Der Jubel des Sehens und Erlebens beim Wandern erfaßt uns, wir sind 
gleich ganz weltabgewandt und hingegeben diesem Werralande, wenn wir die 
Turmkloben der Brandenburg, ernstbedeutend und herrisch noch im Zerfall, 
über dem weiten Tale leuchten sehen. 
Wir wollen hier nicht Historia verzapfen, die wir auflesen müßten von 
anderen, die sie auch erst aufgelesen haben. Wir wollen gar nicht so viel 
wissen, nicht mehr wie der Wanderfalke, der sich doch auch mit offenbarer 
Freude und ganz unbeschwert gegen den Wind wirft von Gipfel zu Gipfel und 
von Burg zu Burg.

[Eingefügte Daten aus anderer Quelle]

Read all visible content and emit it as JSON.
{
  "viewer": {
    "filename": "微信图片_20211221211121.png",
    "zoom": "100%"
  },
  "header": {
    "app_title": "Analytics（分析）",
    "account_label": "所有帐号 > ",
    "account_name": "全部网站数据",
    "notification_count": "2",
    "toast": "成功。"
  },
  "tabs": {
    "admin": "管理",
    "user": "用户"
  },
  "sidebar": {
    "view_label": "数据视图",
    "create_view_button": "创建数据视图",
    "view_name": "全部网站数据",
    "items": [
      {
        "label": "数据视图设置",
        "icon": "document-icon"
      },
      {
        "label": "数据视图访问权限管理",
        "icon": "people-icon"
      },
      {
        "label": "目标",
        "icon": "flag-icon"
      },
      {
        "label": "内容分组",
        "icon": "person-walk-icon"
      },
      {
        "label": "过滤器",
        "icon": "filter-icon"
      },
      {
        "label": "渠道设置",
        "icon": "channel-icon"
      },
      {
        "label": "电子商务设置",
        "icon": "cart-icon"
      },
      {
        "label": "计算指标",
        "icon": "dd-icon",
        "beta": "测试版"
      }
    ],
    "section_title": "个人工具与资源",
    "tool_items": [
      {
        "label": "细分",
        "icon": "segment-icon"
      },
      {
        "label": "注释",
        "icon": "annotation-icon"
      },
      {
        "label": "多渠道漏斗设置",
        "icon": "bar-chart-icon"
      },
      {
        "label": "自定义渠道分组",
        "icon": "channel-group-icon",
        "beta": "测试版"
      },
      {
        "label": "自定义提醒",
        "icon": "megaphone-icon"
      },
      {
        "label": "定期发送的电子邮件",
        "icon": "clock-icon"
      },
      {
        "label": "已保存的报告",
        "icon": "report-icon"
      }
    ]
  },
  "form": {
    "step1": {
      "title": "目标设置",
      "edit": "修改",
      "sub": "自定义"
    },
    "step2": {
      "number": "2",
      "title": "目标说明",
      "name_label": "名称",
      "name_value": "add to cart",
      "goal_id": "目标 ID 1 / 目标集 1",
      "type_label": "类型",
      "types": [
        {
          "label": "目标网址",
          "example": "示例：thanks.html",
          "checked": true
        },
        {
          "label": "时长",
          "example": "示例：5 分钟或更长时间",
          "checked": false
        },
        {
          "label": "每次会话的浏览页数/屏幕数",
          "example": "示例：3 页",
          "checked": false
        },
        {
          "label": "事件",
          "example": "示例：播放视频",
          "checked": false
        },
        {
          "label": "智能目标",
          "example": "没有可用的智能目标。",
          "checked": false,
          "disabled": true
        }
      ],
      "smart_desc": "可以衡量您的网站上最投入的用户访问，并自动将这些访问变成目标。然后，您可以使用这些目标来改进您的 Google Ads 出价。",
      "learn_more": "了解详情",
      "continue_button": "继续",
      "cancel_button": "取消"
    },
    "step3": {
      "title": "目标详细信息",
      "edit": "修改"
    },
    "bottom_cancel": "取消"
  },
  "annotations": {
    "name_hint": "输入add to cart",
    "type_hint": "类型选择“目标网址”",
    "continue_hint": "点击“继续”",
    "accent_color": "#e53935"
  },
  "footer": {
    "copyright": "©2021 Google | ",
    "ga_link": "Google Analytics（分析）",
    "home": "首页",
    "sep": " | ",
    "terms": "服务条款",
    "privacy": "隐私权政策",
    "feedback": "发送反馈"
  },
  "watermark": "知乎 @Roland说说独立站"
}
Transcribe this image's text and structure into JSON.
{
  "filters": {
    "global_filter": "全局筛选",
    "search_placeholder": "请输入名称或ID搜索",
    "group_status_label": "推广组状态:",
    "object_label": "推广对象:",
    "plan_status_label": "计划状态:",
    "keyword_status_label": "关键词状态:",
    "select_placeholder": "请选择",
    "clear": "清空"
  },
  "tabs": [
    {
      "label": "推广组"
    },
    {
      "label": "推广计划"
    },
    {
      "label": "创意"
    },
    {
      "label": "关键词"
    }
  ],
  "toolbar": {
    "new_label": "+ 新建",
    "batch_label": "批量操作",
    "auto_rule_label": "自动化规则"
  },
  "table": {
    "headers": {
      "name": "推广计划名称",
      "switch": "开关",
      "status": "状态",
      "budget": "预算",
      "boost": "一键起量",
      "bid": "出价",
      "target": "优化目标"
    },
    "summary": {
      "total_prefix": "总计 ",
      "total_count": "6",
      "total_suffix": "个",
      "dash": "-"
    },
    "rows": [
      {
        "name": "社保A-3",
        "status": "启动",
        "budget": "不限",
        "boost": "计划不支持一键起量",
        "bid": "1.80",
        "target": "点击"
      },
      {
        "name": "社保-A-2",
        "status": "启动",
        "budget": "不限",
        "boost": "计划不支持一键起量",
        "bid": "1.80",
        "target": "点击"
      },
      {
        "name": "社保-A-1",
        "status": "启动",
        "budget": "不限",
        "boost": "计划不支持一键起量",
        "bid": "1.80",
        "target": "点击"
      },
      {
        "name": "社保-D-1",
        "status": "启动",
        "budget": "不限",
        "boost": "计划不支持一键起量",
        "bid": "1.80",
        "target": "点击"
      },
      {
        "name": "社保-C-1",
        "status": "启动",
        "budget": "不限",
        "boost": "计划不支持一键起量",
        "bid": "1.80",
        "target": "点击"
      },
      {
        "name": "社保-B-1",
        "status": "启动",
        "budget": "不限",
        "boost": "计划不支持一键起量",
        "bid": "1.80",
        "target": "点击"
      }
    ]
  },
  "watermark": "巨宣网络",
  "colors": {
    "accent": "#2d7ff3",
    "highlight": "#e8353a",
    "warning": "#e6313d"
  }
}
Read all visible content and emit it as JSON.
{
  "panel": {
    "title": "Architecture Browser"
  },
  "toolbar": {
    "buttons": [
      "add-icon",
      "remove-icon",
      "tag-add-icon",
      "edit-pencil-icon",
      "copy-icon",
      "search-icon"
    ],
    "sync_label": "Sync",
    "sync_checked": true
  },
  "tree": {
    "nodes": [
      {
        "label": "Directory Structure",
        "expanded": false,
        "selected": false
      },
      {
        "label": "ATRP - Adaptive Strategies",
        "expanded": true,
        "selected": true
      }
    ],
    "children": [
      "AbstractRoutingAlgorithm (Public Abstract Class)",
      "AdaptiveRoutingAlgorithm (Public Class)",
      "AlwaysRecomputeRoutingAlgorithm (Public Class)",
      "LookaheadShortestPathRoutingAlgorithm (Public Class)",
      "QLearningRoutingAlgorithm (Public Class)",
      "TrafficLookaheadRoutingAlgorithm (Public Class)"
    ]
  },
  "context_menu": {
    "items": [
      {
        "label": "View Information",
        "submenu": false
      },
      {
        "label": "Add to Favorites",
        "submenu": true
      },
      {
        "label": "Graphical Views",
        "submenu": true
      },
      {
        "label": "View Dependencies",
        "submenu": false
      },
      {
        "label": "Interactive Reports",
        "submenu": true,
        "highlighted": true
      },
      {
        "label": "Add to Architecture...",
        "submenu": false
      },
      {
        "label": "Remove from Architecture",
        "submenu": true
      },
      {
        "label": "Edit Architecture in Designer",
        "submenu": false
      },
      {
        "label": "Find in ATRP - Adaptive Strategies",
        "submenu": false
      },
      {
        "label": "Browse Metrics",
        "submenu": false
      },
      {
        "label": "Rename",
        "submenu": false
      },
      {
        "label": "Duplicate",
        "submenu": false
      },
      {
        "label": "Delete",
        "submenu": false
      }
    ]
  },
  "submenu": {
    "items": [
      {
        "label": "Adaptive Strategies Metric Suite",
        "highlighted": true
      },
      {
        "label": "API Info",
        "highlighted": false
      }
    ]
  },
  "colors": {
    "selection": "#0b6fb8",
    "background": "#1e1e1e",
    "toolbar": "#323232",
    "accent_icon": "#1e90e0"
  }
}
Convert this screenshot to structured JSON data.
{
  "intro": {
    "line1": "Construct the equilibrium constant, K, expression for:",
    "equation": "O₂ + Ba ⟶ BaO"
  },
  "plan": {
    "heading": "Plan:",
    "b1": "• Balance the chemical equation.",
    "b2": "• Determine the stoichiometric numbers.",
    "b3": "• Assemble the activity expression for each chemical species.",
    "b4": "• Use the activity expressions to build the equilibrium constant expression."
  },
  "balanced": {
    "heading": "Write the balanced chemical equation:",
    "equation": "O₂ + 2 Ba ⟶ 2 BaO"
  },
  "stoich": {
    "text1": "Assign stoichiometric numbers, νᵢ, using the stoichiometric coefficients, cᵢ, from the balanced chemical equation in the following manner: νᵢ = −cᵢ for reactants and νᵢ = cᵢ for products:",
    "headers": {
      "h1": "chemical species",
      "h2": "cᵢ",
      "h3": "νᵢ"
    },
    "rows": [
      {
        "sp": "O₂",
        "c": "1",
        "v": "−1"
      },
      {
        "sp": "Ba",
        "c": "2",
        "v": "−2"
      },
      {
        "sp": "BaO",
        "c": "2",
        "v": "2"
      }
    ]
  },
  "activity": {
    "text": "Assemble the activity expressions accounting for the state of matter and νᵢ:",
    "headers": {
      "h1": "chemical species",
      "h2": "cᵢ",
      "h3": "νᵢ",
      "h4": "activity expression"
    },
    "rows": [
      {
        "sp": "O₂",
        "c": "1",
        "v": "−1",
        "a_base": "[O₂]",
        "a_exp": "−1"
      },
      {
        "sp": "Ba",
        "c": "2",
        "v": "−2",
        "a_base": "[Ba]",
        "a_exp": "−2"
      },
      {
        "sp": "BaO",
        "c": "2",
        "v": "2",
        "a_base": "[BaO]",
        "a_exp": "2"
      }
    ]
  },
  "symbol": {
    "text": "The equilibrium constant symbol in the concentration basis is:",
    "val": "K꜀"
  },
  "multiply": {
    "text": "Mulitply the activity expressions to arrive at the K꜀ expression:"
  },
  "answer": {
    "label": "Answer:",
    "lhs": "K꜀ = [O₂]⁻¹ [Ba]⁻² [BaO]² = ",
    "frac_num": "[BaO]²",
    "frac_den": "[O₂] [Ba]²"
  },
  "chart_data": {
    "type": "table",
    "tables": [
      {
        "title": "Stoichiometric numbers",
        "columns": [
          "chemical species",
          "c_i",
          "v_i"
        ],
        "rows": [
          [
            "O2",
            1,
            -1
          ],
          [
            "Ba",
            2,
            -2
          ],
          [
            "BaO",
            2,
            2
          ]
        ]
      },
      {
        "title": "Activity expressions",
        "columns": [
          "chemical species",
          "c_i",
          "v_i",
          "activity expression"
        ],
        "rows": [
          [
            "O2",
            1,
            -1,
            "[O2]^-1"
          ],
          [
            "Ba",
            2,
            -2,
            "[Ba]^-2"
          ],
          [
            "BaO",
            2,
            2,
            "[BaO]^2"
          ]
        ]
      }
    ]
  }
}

Außerdem es ist sehr drollig zu beobachten, wieviel Les- 
arten die Gelehrten über Namen und Hergang jeder Sache haben, wir aber 
lieben die Lesart der grünen Bäume, die um alte Mauern rauschen. In jedem 
alten Gemäuer geht uns ein Ritterfräulein um. An jeder Quelle sitzen uns 
Undinen und schöne Melusinen. Wir wandern und lachen, weil die Sonne 
scheint.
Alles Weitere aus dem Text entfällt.